Herman Biederman planned to sue the Baltimore company that owned the quarry, if they did not repair his property. And although he is still listed as a brewer in the 1910 Census, that August blast of 150 pounds of dynamite may very well have been the end of the Spring Hill Brewery. Until I can find evidence otherwise, my guess is that he was unsuccessful in getting the quarry company to pay, and the brewery buildings were never repaired. We do know (as seen earlier in the newspaper birthday article) that by 1918 the Biedermans had moved to a farm in Hockessin, called Wyndmore Farm. The elder Herman is not included in the 1920 Census, so it appears he died sometime between September 1918 and February 1920, when the census was conducted in that area.
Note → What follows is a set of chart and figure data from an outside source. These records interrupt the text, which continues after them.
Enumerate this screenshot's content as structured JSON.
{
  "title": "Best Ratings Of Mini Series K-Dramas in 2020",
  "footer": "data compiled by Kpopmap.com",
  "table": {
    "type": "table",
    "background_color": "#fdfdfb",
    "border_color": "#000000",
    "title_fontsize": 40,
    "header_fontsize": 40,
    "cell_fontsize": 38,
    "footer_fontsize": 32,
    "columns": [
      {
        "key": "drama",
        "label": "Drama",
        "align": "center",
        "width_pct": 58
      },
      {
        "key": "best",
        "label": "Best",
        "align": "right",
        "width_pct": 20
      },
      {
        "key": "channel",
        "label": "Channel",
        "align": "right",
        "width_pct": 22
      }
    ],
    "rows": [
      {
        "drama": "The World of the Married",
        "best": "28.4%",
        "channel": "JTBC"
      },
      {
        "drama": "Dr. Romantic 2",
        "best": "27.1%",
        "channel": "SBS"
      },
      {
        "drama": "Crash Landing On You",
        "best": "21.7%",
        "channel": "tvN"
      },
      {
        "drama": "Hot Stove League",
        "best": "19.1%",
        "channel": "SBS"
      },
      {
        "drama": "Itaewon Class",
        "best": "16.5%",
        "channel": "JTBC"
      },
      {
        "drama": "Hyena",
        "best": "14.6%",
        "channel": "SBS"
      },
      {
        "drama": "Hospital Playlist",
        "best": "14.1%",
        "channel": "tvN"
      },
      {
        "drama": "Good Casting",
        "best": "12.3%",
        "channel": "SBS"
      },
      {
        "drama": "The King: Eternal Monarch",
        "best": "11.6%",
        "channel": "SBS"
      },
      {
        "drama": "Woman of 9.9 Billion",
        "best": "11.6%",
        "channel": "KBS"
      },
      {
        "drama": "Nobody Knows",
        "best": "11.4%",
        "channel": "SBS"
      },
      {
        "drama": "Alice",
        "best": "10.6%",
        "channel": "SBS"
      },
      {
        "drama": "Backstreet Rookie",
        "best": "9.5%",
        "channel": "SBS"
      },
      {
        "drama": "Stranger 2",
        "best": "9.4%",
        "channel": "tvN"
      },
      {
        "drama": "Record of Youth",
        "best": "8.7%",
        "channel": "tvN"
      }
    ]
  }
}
The younger Herman, as well as his son Harvey and family, are both still listed as farmers in Hockessin in 1940.

This is one topic I'd really like to be able to find out more about, and not just because it deals with beer (ok, yes, mostly because it deals with beer). Although the Biedermans were long gone by then, the 1937 aerial photos seems to show structures still standing next to Barley Mill Road and Red Clay Creek. They're difficult to make out, so it's not possible to determine whether any of them are the brewery. There were at least two homes on the property, the original one built by Herman and one erected by George. Someday I hope to wander back into the woods and see if any traces remain of the closest brewery to Mill Creek Hundred.
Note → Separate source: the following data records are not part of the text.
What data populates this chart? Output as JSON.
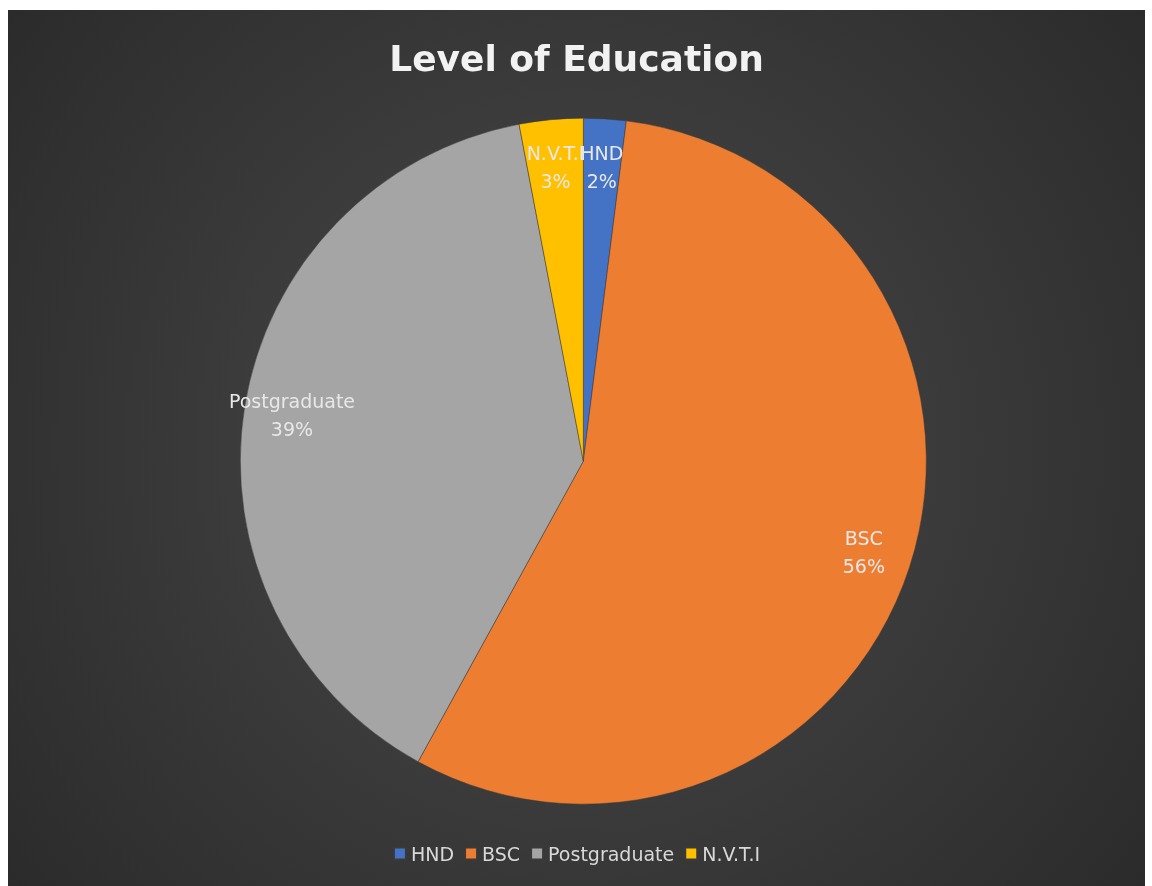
{
  "chart_data": {
    "type": "pie",
    "title": "Level of Education",
    "categories": [
      "HND",
      "BSC",
      "Postgraduate",
      "N.V.T.I"
    ],
    "values": [
      2,
      56,
      39,
      3
    ],
    "colors": [
      "#4472c4",
      "#ed7d31",
      "#a5a5a5",
      "#ffc000"
    ],
    "value_labels": [
      "2%",
      "56%",
      "39%",
      "3%"
    ],
    "legend": "bottom"
  }
}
Additional Facts and Related Thoughts:
  • Here again we have a case of a name with multiple spelling variations. I'd imagine that "Biedermann" is the original German spelling, but the family seems to have dropped the second "n" at some point (I have several similar instances in my own family). This is the variation I'm using. In various places it's also spelled "Beiderman", "Beidermann", or "Biderman".
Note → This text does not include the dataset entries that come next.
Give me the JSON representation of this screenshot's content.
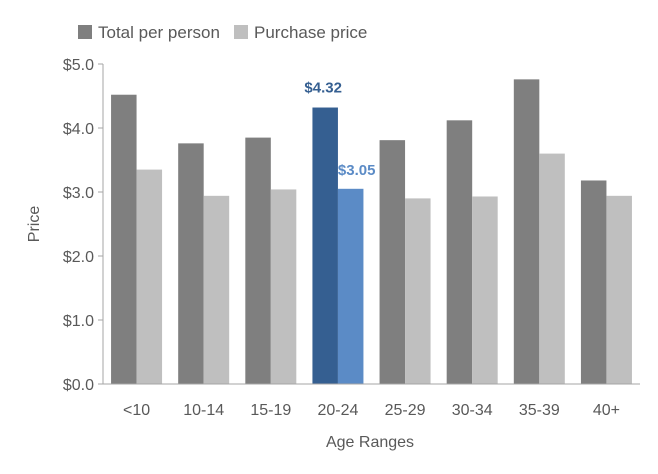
{
  "chart_data": {
    "type": "bar",
    "title": "",
    "xlabel": "Age Ranges",
    "ylabel": "Price",
    "ylim": [
      0,
      5
    ],
    "y_ticks": [
      0,
      1,
      2,
      3,
      4,
      5
    ],
    "y_tick_labels": [
      "$0.0",
      "$1.0",
      "$2.0",
      "$3.0",
      "$4.0",
      "$5.0"
    ],
    "categories": [
      "<10",
      "10-14",
      "15-19",
      "20-24",
      "25-29",
      "30-34",
      "35-39",
      "40+"
    ],
    "series": [
      {
        "name": "Total per person",
        "values": [
          4.52,
          3.76,
          3.85,
          4.32,
          3.81,
          4.12,
          4.76,
          3.18
        ],
        "color": "#7f7f7f"
      },
      {
        "name": "Purchase price",
        "values": [
          3.35,
          2.94,
          3.04,
          3.05,
          2.9,
          2.93,
          3.6,
          2.94
        ],
        "color": "#bfbfbf"
      }
    ],
    "highlight": {
      "category": "20-24",
      "colors": [
        "#355f91",
        "#5b8bc6"
      ],
      "labels": [
        "$4.32",
        "$3.05"
      ]
    },
    "legend": {
      "placement": "top-left"
    },
    "grid": false
  }
}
  • Another name confusion issue. If you click on the link to the newspaper column about Biederman's birthday, you'll notice that he's called "Henry S. Biederman". At this point, I have no idea why. There's no question who they're talking about, and his name was F. (almost certainly Frederick) Herman. It's conceivable that maybe he went by Henry, but my guess would be that the columnist just got the name wrong.